March 3rd, 2012 at 3:18 pm (Uncategorized)

I was struck by Professor Asani’s story of someone knocking on a door and proclaiming “it’s me” and being turned away several times by the inhabitant of the house before knocking again and proclaiming “it’s you” and being let inside.  This story underscores one of the core tenants of Islam- complete submission to God above the self.

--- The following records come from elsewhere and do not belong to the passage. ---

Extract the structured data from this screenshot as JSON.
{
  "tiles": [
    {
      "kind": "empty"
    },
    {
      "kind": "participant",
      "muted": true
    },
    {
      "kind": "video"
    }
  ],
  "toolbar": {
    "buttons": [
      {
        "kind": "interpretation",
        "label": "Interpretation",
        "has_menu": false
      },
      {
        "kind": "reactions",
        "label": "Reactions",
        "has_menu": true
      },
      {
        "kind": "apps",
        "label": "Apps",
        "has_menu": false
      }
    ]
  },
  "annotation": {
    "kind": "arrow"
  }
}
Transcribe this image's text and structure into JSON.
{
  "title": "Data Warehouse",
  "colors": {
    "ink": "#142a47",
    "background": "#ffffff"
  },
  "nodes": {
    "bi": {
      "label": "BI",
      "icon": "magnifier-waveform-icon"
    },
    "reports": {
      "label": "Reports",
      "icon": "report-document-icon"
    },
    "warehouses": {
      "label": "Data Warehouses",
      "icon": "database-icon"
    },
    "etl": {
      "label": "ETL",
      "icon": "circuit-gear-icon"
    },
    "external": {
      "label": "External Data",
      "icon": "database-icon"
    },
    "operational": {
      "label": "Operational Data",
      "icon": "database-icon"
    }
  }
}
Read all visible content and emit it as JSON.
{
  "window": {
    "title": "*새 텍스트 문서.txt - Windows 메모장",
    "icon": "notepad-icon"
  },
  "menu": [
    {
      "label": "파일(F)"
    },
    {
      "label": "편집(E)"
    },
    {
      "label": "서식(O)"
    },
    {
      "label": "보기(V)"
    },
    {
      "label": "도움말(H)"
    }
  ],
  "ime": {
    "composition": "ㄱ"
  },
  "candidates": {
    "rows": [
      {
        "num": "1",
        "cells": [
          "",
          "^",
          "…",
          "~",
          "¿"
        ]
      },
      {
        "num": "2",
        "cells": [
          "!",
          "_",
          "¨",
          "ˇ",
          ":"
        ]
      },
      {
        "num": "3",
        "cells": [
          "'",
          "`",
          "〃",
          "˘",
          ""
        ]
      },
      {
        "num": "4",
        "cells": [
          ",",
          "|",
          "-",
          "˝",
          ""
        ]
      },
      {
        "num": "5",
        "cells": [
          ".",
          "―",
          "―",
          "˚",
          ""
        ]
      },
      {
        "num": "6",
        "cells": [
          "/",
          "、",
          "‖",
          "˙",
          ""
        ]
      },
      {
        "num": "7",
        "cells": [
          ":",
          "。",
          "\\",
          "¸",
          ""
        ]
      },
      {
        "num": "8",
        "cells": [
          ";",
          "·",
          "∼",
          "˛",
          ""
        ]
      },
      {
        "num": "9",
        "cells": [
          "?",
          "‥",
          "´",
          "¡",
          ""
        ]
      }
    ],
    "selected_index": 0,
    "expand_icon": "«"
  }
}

This theme has been universal throughout the course: the idea of creation being brought into existence to worship God, the entire earth as a mosque, the penetration of Islamic law into daily life in predominantly Muslim countries, etc. I feel, however, that it is reflected particularly beautifully in the “The Miracle Play of Hasan and Hussein.” All of the characters in the Imam’s family are poised to undergo terrible suffering as the Imam is about to be killed by his enemies, yet their chief concerns are for others in the family, and their underlying mission is complete submission to God’s ultimate plan, however difficult that might be. This is a paradigm for Muslims across cultures and time- to shape oneself in the likeness of such role models so as to

I chose a coat hanger as a medium to demonstrate the arduous process of molding and shaping something that serves a mundane, worldly purpose into something more beautiful that serves a much higher purpose (i.e. the transition from self-centrism to God-centrism).

Playing on the pictogram theme of earlier lectures, this piece consists of two keys, one created out of the Arabic word for “you” and one similarly created for the word “me”

One can imagine a lock that only opens with the “you” key, and similarly, the void in the lock that can only be filled by God.